Neurocognitive efficiency exercises, utilized by athletes from NASCAR to the NBA, is a method Scott uses with his athletes toward the end of their workouts. Just like the end of a game, the final moments of a workout are when Scott forces his athletes to stave off any host of fatigue-driven miscues.

One of Scott’s go-to exercises is a partner-based routine in which one person holds a handful of different-colored tennis balls while the other (the athlete) stands or sits down facing them. (To make it even more challenging, try this in a plank position).

The person holding the tennis balls simultaneously calls out a color as they toss the athlete a ball—but not necessarily the ball corresponding to the color they call out. The objective is for the athlete, while under stress, to catch only the balls that correctly match the color called out, letting everything else fly by.

The exercise is easier said than done, Scott says, and is a great help for improving focus when under intense stress.

“There was a time when people thought you either had court vision or you didn’t,” Scott says. “At one time it was said that you couldn’t teach that skill. Turns out it can be done. So, we do a lot of brain training to improve focus.”

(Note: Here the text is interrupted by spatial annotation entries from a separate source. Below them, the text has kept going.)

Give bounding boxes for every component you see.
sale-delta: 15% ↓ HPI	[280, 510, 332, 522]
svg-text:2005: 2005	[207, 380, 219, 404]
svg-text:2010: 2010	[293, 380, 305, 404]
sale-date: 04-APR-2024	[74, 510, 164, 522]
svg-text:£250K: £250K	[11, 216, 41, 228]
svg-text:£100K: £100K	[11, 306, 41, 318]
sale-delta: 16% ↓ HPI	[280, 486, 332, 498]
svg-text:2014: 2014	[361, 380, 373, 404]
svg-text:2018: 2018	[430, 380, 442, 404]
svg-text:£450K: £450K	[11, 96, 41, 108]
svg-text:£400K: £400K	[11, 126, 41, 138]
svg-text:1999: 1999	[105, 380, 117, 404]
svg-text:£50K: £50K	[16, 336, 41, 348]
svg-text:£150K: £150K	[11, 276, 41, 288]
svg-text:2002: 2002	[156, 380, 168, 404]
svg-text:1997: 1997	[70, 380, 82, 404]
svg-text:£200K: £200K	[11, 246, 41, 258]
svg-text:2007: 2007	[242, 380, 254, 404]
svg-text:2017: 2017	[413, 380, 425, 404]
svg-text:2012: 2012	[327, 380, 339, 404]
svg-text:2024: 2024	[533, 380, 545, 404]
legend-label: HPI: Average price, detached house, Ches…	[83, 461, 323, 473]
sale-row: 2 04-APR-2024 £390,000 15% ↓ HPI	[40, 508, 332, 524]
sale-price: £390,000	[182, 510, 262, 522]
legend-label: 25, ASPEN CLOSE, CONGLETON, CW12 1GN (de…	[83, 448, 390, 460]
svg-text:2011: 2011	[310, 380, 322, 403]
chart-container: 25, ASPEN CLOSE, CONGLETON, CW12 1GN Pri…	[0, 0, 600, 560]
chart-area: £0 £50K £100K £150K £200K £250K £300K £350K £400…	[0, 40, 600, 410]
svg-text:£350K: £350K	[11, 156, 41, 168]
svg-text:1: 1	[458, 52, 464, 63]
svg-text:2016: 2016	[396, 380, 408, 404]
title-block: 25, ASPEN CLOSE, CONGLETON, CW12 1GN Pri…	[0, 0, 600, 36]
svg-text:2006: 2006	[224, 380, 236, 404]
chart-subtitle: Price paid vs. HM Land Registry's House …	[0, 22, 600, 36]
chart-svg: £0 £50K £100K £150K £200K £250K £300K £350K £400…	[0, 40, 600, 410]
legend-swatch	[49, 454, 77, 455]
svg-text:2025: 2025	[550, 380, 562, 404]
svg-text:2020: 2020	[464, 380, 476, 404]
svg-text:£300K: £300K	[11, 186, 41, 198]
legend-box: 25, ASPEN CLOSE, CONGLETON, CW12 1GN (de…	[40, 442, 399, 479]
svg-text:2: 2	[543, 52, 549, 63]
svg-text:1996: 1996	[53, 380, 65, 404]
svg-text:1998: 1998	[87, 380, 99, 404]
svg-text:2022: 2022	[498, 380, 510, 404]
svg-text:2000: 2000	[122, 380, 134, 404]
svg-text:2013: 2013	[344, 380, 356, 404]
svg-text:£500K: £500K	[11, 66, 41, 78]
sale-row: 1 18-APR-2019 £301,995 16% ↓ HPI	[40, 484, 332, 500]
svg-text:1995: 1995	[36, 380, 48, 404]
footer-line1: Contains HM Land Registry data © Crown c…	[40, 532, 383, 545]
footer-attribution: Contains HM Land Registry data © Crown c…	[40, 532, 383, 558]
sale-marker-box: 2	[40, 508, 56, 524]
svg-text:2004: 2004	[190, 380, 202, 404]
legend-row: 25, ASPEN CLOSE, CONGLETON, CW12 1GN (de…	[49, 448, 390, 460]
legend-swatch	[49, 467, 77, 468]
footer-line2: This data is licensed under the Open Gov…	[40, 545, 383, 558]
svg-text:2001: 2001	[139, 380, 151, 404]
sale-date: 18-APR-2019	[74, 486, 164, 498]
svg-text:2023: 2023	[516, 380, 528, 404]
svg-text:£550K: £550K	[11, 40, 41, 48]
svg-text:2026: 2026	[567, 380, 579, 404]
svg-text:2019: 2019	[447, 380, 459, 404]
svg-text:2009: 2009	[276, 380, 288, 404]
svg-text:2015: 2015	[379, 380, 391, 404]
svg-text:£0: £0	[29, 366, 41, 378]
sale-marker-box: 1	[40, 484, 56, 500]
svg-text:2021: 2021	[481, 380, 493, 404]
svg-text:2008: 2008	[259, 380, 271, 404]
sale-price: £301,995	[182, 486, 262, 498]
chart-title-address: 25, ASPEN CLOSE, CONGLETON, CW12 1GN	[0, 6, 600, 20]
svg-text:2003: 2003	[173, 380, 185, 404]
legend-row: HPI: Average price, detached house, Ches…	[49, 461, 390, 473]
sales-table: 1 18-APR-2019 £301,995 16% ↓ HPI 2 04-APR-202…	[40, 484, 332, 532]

Stress is an unavoidable part of life, and one of the major factors in developing focus drop-offs. It doesn’t always have to be debilitating, but if left untreated, stress, either routine or traumatic, can also lead to a host of conditions.

These days, as increasing numbers of people adopt work-from-home lifestyles, many of us are discovering new sources of stress. While the shortened daily commute for some is a welcome relief, a new host of stressors, like sporadic interruptions caused by all-day family interaction while working, may also be responsible for your focus being redirected elsewhere.

But some experts say staying focused in the short term and keeping your eye on the prize may be as simple as keeping a positive outlook.

“One key to staying focused that may be overlooked is to keep your attention on the positive,” says George.

“If the task is enjoyable, focus on the joy of the moment,” she says. “And if the task isn’t so fun, focus instead on how great you’ll feel once it’s accomplished.”